In der Regel nehmen wir heute dreimal so viel Natrium wie Kalium zu uns. Dieses Risiko einer Versalzung gehen Sie nicht nur dann ein, wenn Sie Ihre Gerichte zu Hause ständig und reichlich nachsalzen. Schon wenn Sie außer Haus essen gehen, laufen Sie Gefahr, dass Sie Ihre Natrium-Kalium-Balance empfindlich aus dem Gleichgewicht bringen. Es hat sich durchgesetzt, dass in Restaurants das Essen großzügig gesalzen wird. Das Natrium aus dem Salz bindet das Wasser in den Zellen: Sie bekommen Durst und bestellen noch mehr zu trinken. Erdnüsse und Salzstangen auf Tischen in Bars und Bistros dienen ebenfalls nur dazu, Ihnen Durst zu machen und so mehr Getränke zu verkaufen. Erstaunlich nur, dass Sie nach einem solchen Abend, an dem Sie reichlich getrunken haben, kaum auf die Toilette müssen.
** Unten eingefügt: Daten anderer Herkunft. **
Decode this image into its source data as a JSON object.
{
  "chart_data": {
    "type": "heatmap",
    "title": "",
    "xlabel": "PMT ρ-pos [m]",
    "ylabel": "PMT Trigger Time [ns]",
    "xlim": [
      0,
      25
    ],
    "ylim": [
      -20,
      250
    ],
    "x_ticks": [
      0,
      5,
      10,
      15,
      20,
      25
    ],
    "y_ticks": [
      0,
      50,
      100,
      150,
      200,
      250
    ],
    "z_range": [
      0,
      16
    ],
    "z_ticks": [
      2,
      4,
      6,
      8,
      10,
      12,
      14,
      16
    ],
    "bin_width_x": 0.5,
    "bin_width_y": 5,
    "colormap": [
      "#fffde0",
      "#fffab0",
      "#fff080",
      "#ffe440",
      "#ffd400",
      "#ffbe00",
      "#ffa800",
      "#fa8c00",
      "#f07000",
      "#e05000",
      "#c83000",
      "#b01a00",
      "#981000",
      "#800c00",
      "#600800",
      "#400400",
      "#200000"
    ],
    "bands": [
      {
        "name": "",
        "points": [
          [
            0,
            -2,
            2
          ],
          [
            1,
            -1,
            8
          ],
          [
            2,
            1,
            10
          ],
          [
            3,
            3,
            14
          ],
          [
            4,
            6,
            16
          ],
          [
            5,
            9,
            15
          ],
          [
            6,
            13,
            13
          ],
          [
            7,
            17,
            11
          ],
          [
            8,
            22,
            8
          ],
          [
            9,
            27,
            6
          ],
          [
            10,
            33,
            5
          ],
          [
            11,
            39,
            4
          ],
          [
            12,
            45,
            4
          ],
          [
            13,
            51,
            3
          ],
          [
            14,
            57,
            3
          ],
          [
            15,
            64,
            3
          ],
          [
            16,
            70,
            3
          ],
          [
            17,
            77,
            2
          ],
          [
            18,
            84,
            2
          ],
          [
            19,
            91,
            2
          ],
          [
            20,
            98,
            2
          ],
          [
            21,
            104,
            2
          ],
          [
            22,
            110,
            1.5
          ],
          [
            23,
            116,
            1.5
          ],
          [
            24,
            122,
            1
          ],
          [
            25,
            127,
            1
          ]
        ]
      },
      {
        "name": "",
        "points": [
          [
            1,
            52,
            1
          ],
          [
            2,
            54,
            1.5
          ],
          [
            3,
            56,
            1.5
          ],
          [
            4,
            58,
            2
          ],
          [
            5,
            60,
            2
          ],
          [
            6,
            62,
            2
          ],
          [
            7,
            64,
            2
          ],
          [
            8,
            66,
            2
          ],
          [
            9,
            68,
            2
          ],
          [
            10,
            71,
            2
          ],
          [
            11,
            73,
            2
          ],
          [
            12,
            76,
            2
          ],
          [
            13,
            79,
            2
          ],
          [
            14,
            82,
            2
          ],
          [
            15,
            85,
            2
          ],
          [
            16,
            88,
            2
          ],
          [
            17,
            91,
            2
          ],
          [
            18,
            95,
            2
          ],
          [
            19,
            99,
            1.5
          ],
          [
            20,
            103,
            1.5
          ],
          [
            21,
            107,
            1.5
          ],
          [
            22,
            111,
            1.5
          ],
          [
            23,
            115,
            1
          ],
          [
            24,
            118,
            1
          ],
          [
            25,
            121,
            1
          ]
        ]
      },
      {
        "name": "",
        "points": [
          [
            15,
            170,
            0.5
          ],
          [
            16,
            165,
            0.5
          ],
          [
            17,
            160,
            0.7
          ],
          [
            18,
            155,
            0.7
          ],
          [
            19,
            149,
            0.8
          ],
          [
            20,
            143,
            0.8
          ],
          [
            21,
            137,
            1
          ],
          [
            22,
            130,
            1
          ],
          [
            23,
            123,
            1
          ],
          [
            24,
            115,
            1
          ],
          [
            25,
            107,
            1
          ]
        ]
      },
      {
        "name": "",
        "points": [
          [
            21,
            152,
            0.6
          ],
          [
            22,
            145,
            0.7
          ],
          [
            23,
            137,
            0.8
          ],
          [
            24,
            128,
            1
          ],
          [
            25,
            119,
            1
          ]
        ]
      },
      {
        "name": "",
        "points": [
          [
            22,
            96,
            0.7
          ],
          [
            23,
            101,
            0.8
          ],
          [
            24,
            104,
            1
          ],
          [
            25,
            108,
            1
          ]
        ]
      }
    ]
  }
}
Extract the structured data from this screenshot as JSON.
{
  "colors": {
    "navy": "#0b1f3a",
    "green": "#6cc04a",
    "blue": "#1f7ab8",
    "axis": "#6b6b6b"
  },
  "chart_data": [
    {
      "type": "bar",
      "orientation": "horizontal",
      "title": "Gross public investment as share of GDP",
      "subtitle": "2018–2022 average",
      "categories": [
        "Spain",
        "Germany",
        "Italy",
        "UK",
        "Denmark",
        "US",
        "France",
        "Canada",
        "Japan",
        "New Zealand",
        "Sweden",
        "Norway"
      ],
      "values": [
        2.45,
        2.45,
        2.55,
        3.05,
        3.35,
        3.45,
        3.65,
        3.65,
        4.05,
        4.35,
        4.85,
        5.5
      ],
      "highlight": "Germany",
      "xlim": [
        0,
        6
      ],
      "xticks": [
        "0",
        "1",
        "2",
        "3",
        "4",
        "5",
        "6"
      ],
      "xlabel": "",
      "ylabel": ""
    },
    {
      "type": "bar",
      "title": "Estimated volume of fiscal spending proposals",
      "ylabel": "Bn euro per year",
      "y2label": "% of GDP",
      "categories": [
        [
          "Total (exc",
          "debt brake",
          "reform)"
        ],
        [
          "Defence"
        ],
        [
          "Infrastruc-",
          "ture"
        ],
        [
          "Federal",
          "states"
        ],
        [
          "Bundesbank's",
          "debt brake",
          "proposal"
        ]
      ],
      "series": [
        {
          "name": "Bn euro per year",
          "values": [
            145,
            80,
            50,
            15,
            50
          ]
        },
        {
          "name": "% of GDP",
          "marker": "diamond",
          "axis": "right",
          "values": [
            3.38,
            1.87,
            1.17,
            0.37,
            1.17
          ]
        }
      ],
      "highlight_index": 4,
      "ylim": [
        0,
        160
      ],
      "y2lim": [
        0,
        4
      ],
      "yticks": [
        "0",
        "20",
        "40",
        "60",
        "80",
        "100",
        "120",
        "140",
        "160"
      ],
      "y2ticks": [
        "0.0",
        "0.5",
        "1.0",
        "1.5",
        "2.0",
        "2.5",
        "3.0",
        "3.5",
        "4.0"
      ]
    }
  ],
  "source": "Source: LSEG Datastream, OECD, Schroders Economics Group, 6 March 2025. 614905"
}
Acht Gramm Salz sind in der Lage, in Ihrem Körper einen Liter Wasser zu binden. So lagern Sie durch salzhaltiges Essen Wasser ein – und nehmen zu.

Salzverlust – das Geheimnis der „Turbo-Diäten“

So lassen sich dann auch die Erfolge all der „Super-Blitz-Diäten“ erklären, die Ihnen immer und immer wieder von allen Zeitschriften-Titelblättern entgegenlachen werden. Bis zu fünf Kilo pro Woche sollen Sie hierbei abnehmen können. Natürlich handelt es sich dabei niemals um Fett, sondern um Wasser. Bei einer solchen Diät stehen viel Obst und Gemüse auf dem Plan. Dadurch füllen Sie Ihre Kaliumspeicher auf: Die Kalium-Natrium-Pumpe funktioniert wieder richtig. Eventuell gebundenes Wasser in Ihren Zellen wird dabei mit dem überflüssigen Natrium ausgeschieden. Schon sind einige Kilos runter. Das ist auch der Grund dafür, weshalb Sie bei solchen Diäten dazu aufgefordert werden, auf Käse, Brot oder Wurst zu verzichten. Diese Lebensmittel sind salzhaltig, binden also wieder Wasser und würden Ihren „Diäterfolg“ gefährden. Der hält aber nur so lange an, bis Sie wieder normal, also salzhaltig, essen.

Wussten Sie eigentlich?

Das Wort „Salaire“ für Lohn hängt mit Salz zusammen. Die Soldaten erhielten in Zeiten, als Salz knapp war, dieses Gewürz zum Lohn dazu: eben als „Salaire“.

So ernähren Sie sich natriumarm

80 % des Salzes, das Sie jeden Tag zu sich nehmen, steckt in Industrienahrung. Sie vermeiden also eine Übersalzung Ihres Körpers, wenn Sie schon im Supermarkt darauf achten, möglichst natürliche Lebensmittel einzukaufen. Denn die enthalten viel mehr Kalium als Natrium. So enthält zum Beispiel eine Banane rund 440-mal so viel Kalium wie Natrium.